Al Teatro Mercadante dal 30 aprile all’11 maggio
Debutta in prima nazionale al Teatro Mercadante di Napoli lo spettacolo Serotonina, adattamento teatrale dell’omonimo romanzo del 2019 di Michel Houellebecq, per la regia di Patrick Guinand e con la produzione del Teatro di Napoli.
L’opera si presenta come il racconto in prima persona di un uomo di mezza età che, nel ripercorrere il proprio passato, traccia un bilancio disilluso della propria esistenza. Il testo mescola elementi autobiografici a tratti paradossali e ironici, offrendo un affresco distopico e malinconico della condizione umana contemporanea, segnata da rassegnazione, solitudine e un malcelato disgusto verso una società percepita come ipocrita. Il protagonista trova un unico sollievo nell’assunzione di una pillola a base di serotonina, che gli regala fugaci momenti di oblio, quasi un anestetico dell’anima più che un autentico rimedio alla sofferenza.
In scena, Andrea Renzi sostiene con intensità un lungo monologo che attraversa l’intera rappresentazione (oltre due ore), mentre Rebecca Furfaro appare in brevi quadri evocativi nei panni di donne del passato o presenze oniriche, restituendo frammenti della memoria del protagonista.
La scenografia essenziale di Claude Santerre — un appartamento spoglio, privo di identità visiva, con pochi oggetti simbolici come una bottiglia di vino, un calice e un divano — sottolinea visivamente il vuoto esistenziale del personaggio. I costumi di Giuseppe Avallone e le luci disegnate da Hervé Gary contribuiscono a creare un’atmosfera sospesa, quasi claustrofobica, coerente con l’universo interiore narrato in scena.
Dal punto di vista teatrale, Serotonina rappresenta un’operazione ambiziosa e, sotto certi aspetti, coraggiosa. Trasporre in scena un’opera letteraria densa e complessa come quella di Houellebecq, connotata da uno stile fortemente introspettivo, ironico e frammentario, implica un rischio formale e contenutistico non indifferente. La regia di Patrick Guinand opta per una trasposizione pressoché integrale del romanzo, rinunciando a soluzioni drammaturgiche che potessero alleggerire la densità narrativa o rielaborarla in chiave più teatrale.

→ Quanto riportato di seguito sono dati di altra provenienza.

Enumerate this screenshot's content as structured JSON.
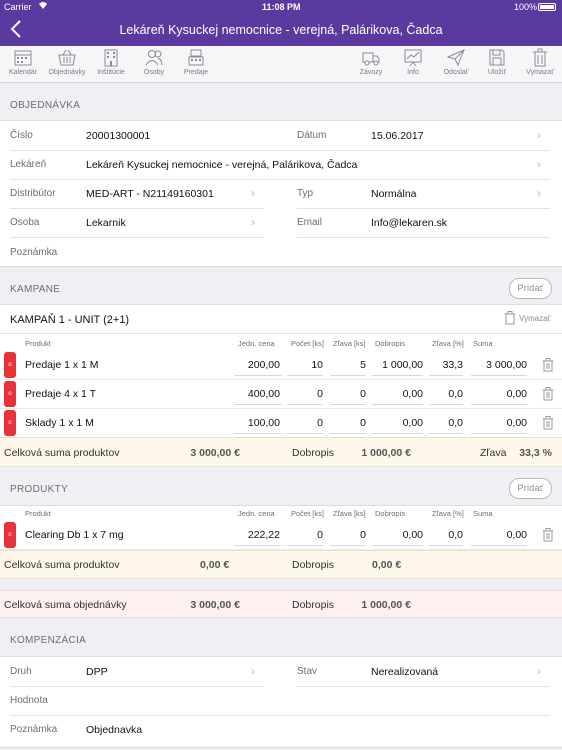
{
  "status": {
    "carrier": "Carrier",
    "time": "11:08 PM",
    "battery": "100%"
  },
  "nav": {
    "title": "Lekáreň Kysuckej nemocnice - verejná, Palárikova, Čadca"
  },
  "toolbar": {
    "left": [
      "Kalendár",
      "Objednávky",
      "Inštitúcie",
      "Osoby",
      "Predaje"
    ],
    "right": [
      "Závozy",
      "Info",
      "Odoslať",
      "Uložiť",
      "Vymazať"
    ]
  },
  "order": {
    "section": "OBJEDNÁVKA",
    "cislo_label": "Číslo",
    "cislo": "20001300001",
    "datum_label": "Dátum",
    "datum": "15.06.2017",
    "lekaren_label": "Lekáreň",
    "lekaren": "Lekáreň Kysuckej nemocnice - verejná, Palárikova, Čadca",
    "distributor_label": "Distribútor",
    "distributor": "MED-ART - N21149160301",
    "typ_label": "Typ",
    "typ": "Normálna",
    "osoba_label": "Osoba",
    "osoba": "Lekarnik",
    "email_label": "Email",
    "email": "Info@lekaren.sk",
    "poznamka_label": "Poznámka"
  },
  "campaigns": {
    "section": "KAMPANE",
    "add": "Pridať",
    "name": "KAMPAŇ 1 - UNIT (2+1)",
    "delete": "Vymazať",
    "columns": [
      "Produkt",
      "Jedn. cena",
      "Počet [ks]",
      "Zľava [ks]",
      "Dobropis",
      "Zľava [%]",
      "Suma"
    ],
    "rows": [
      {
        "tag": "o",
        "name": "Predaje 1 x 1 M",
        "price": "200,00",
        "count": "10",
        "discount_ks": "5",
        "credit": "1 000,00",
        "discount_pct": "33,3",
        "sum": "3 000,00"
      },
      {
        "tag": "o",
        "name": "Predaje 4 x 1 T",
        "price": "400,00",
        "count": "0",
        "discount_ks": "0",
        "credit": "0,00",
        "discount_pct": "0,0",
        "sum": "0,00"
      },
      {
        "tag": "o",
        "name": "Sklady 1 x 1 M",
        "price": "100,00",
        "count": "0",
        "discount_ks": "0",
        "credit": "0,00",
        "discount_pct": "0,0",
        "sum": "0,00"
      }
    ],
    "total_label": "Celková suma produktov",
    "total": "3 000,00 €",
    "credit_label": "Dobropis",
    "credit": "1 000,00 €",
    "discount_label": "Zľava",
    "discount": "33,3 %"
  },
  "products": {
    "section": "PRODUKTY",
    "add": "Pridať",
    "columns": [
      "Produkt",
      "Jedn. cena",
      "Počet [ks]",
      "Zľava [ks]",
      "Dobropis",
      "Zľava [%]",
      "Suma"
    ],
    "rows": [
      {
        "tag": "o",
        "name": "Clearing Db 1 x 7 mg",
        "price": "222,22",
        "count": "0",
        "discount_ks": "0",
        "credit": "0,00",
        "discount_pct": "0,0",
        "sum": "0,00"
      }
    ],
    "total_label": "Celková suma produktov",
    "total": "0,00 €",
    "credit_label": "Dobropis",
    "credit": "0,00 €"
  },
  "order_total": {
    "label": "Celková suma objednávky",
    "total": "3 000,00 €",
    "credit_label": "Dobropis",
    "credit": "1 000,00 €"
  },
  "compensation": {
    "section": "KOMPENZÁCIA",
    "druh_label": "Druh",
    "druh": "DPP",
    "stav_label": "Stav",
    "stav": "Nerealizovaná",
    "hodnota_label": "Hodnota",
    "poznamka_label": "Poznámka",
    "poznamka": "Objednavka"
  }
}
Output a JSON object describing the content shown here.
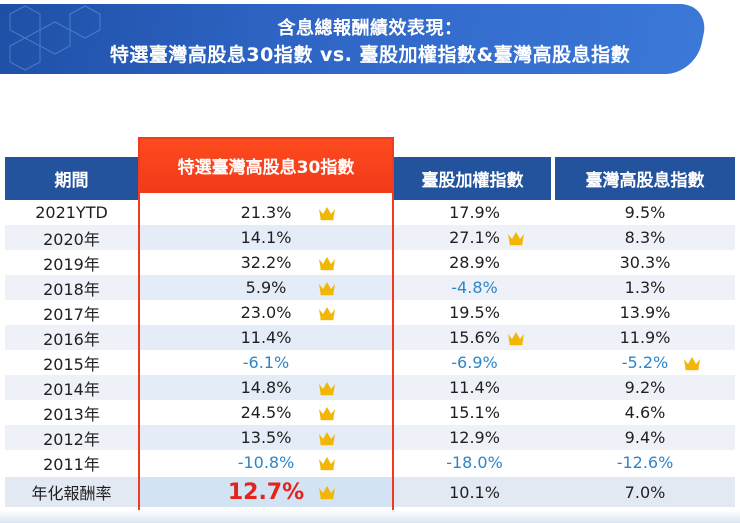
{
  "title": {
    "line1": "含息總報酬績效表現：",
    "line2": "特選臺灣高股息30指數 vs. 臺股加權指數&臺灣高股息指數"
  },
  "headers": {
    "period": "期間",
    "featured": "特選臺灣高股息30指數",
    "taiex": "臺股加權指數",
    "high_dividend": "臺灣高股息指數"
  },
  "colors": {
    "header_blue": "#24539e",
    "highlight_red": "#ef3b1e",
    "negative_blue": "#2d86c9",
    "crown_gold": "#f2b705"
  },
  "crown_icon": "crown-icon",
  "rows": [
    {
      "period": "2021YTD",
      "featured": "21.3%",
      "featured_crown": true,
      "taiex": "17.9%",
      "taiex_crown": false,
      "high_dividend": "9.5%",
      "high_dividend_crown": false
    },
    {
      "period": "2020年",
      "featured": "14.1%",
      "featured_crown": false,
      "taiex": "27.1%",
      "taiex_crown": true,
      "high_dividend": "8.3%",
      "high_dividend_crown": false
    },
    {
      "period": "2019年",
      "featured": "32.2%",
      "featured_crown": true,
      "taiex": "28.9%",
      "taiex_crown": false,
      "high_dividend": "30.3%",
      "high_dividend_crown": false
    },
    {
      "period": "2018年",
      "featured": "5.9%",
      "featured_crown": true,
      "taiex": "-4.8%",
      "taiex_crown": false,
      "high_dividend": "1.3%",
      "high_dividend_crown": false
    },
    {
      "period": "2017年",
      "featured": "23.0%",
      "featured_crown": true,
      "taiex": "19.5%",
      "taiex_crown": false,
      "high_dividend": "13.9%",
      "high_dividend_crown": false
    },
    {
      "period": "2016年",
      "featured": "11.4%",
      "featured_crown": false,
      "taiex": "15.6%",
      "taiex_crown": true,
      "high_dividend": "11.9%",
      "high_dividend_crown": false
    },
    {
      "period": "2015年",
      "featured": "-6.1%",
      "featured_crown": false,
      "taiex": "-6.9%",
      "taiex_crown": false,
      "high_dividend": "-5.2%",
      "high_dividend_crown": true
    },
    {
      "period": "2014年",
      "featured": "14.8%",
      "featured_crown": true,
      "taiex": "11.4%",
      "taiex_crown": false,
      "high_dividend": "9.2%",
      "high_dividend_crown": false
    },
    {
      "period": "2013年",
      "featured": "24.5%",
      "featured_crown": true,
      "taiex": "15.1%",
      "taiex_crown": false,
      "high_dividend": "4.6%",
      "high_dividend_crown": false
    },
    {
      "period": "2012年",
      "featured": "13.5%",
      "featured_crown": true,
      "taiex": "12.9%",
      "taiex_crown": false,
      "high_dividend": "9.4%",
      "high_dividend_crown": false
    },
    {
      "period": "2011年",
      "featured": "-10.8%",
      "featured_crown": true,
      "taiex": "-18.0%",
      "taiex_crown": false,
      "high_dividend": "-12.6%",
      "high_dividend_crown": false
    }
  ],
  "annualized": {
    "label": "年化報酬率",
    "featured": "12.7%",
    "featured_crown": true,
    "taiex": "10.1%",
    "high_dividend": "7.0%"
  }
}
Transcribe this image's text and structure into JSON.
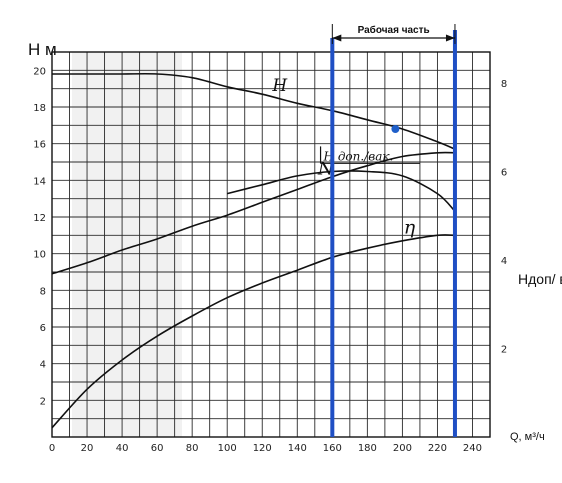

Andrea Renzi sostiene con autorevolezza il peso del monologo, dimostrando una padronanza espressiva notevole: i cambi di ritmo, l’uso modulato della voce e la capacità di aderire al tono cangiante del testo restituiscono con efficacia il tormento esistenziale del protagonista. Tuttavia, la natura del materiale di partenza — intriso di solitudine, depressione, disincanto e farmacodipendenza — pone sfide significative anche per lo spettatore, chiamato a reggere la tensione di oltre due ore incentrate su una narrazione frammentata e profondamente interiore.
La prima parte, animata da un’ironia paradossale, lascia presagire una forma di dramma esistenziale temperato da tratti di leggerezza; ma si tratta di un’illusione destinata a svanire. Nella seconda parte, il tono si fa sempre più cupo, trascinando il protagonista (e con lui lo spettatore) in una spirale discendente segnata da alienazione e impotenza.
Il risultato scenico, pur artisticamente coerente, restituisce in modo fin troppo fedele la fatica dell’adattamento: la domanda che sorge spontanea è se il regista Guinand sia davvero consapevole dell’impatto che questa forma di trasposizione ha sul pubblico. Qual è, dunque, il messaggio che si intende veicolare? Qual è l’obiettivo scenico? A parere di chi scrive, esso risulta difficilmente individuabile. Se, da un lato, si può riconoscere nella fedeltà allo stile narrativo di Houellebecq una scelta artistica precisa, dall’altro lato si ha l’impressione che tale stile, pur efficace in ambito letterario, fatichi a trovare un corrispettivo altrettanto incisivo in ambito teatrale.
A ciò si aggiunge una questione culturale non secondaria: l’adattamento al contesto italiano — e, nello specifico, a un pubblico napoletano — richiede inevitabilmente un lavoro di mediazione linguistica e simbolica che qui appare parziale. Se è vero che il teatro può aspirare a una forma di universalità, è altrettanto vero che esso si misura sempre con un pubblico concreto, inserito in una determinata realtà. In questa prospettiva, Serotonina sembra non riuscire a stabilire un dialogo autentico con il pubblico presente alla sua prima nazionale.
In definitiva, Serotonina è un’operazione teatrale di valore, che tuttavia presenta un equilibrio delicato tra fedeltà letteraria e necessità scenica: un atto di coraggio per l’interprete, e uno sforzo interpretativo non trascurabile per il pubblico.